Reputation: 2112
I have a UDF that I am using to generate a column that contains UUIDs. My large data frame (dfFull) has the UDF define that column (called id
) and then a smaller subset of data is broken off into df3
. I need both dfFull
and df3
to have the same ID's yet for some reason when the code runs, they have totally different values. Here is the code:
from pyspark.sql import functions as sql_functions
uuidUdf = sql_functions.udf(lambda: str(uuid.uuid4()), StringType())
def mail_file_reformat(df, filename):
dfFull = df.withColumn("id", uuidUdf())
dfFull = dfFull.drop_duplicates()
df3 = dfFull
df3 = df3.select([list of columns here])
df3 = df3.drop_duplicates()
df3 = df3.drop_duplicates(['im_bar_number'])

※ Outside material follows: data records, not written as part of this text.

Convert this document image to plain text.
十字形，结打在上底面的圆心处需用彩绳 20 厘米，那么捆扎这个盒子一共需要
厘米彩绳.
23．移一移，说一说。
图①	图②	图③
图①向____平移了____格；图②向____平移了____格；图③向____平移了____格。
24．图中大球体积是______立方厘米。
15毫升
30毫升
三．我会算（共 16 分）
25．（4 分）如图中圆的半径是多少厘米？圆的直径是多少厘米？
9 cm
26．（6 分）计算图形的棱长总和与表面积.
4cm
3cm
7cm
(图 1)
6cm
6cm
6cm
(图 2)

dfFull = dfFull.select([Reordered list here])
return df3, dfFull
I think it's because the uuidUdf is being called separately, but I am struggling to think of a way to get these dataframes to have the same ids
Upvotes: 1
Views: 174
Reputation: 2112
Turns out I just needed to cache dfFull first:
def mail_file_reformat(df, filename):
dfFull = df.withColumn("id", uuidUdf())
dfFull = dfFull.drop_duplicates()
dfFull.cache()
df3 = dfFull
df3 = df3.select([list of columns here])
df3 = df3.drop_duplicates()
df3 = df3.drop_duplicates(['im_bar_number'])
dfFull = dfFull.select([Reordered list here])
return df3, dfFull
Upvotes: 1